Ein verschärfter Stabilitäts- und Wachstumsmechanismus müsse
verabschiedet werden, ebenso eine bessere und größere
makroökonomische Überwachung, forderte Steinbrück im Hinblick auf das
Vertrauen gegenüber den Märkten. Darüber hinaus sei zumindest für
Griechenland eine Entlastung vonnöten, komplettiert mit einem
Aufbauprogramm und einer verbesserten administrativen und politischen
Struktur. Europäische Mittel müssten in die Zukunftsfelder gelegt
werden, von denen die Wettbewerbsfähigkeit abhänge. Außerdem müsse
auch das Vertrauen der Menschen in Europa wieder gestärkt werden. Man
müsse eine "neue Erzählung über Europa" entwickeln und diese nicht
auf eine Währungsunion reduzieren. "Der visionäre Teil ist verloren
gegangen", beklagte er.
Entscheidend im Hinblick auf den von ihm geforderten
"Marshall-Plan für periphere Mitgliedsstaaten" sei der Begriff der
Perspektive für die Bevölkerung, so Steinbrück. "Die politischen
Kräfte, die ich vertrete, sind dafür, dass eine Art Umsatzsteuer auf
Bankgeschäfte erhoben wird", sagte Steinbrück zu den
Finanzierungsmöglichkeiten. "Man könnte die europäischen Struktur-
und Kohäsionsfonds umschichten zugunsten dieser Länder", betonte er
zudem.
Unterdessen forderte der ehemalige Bundespräsident Roman Herzog,
"die Koordinations- und Kontrollkompetenzen müssen in Brüssel stärker
entwickelt werden, und sei es um den Preis von weiteren
Vertragsänderungen". Zudem müsse ein Minimum an "jetzt nicht
außenpolitischer, sondern eigentlich weltpolitischer Kompetenz", nach
Brüssel verlagert werden, so Herzog.

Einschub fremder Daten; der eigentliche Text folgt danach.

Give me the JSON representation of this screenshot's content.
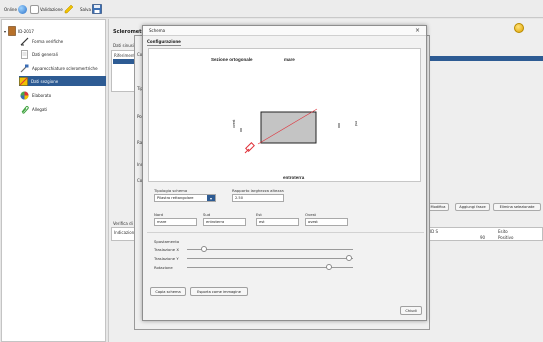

Doch er spüre in Brüssel immer
nur die "Absicht, noch ein bisschen einen größeren Staat
herkömmlicher Art zu spielen", beklagte der ehemalige
Bundespräsident.
Darüber hinaus betonte Herzog, dass es aus seiner Sicht zunächst
nicht auf die Institutionen, sondern auf die Öffentlichkeit ankomme.
"Das Entscheidende ist zunächst, dass Öffentlichkeit hergestellt
wird." Es werde zu wenig gesprochen, fügte Herzog hinzu.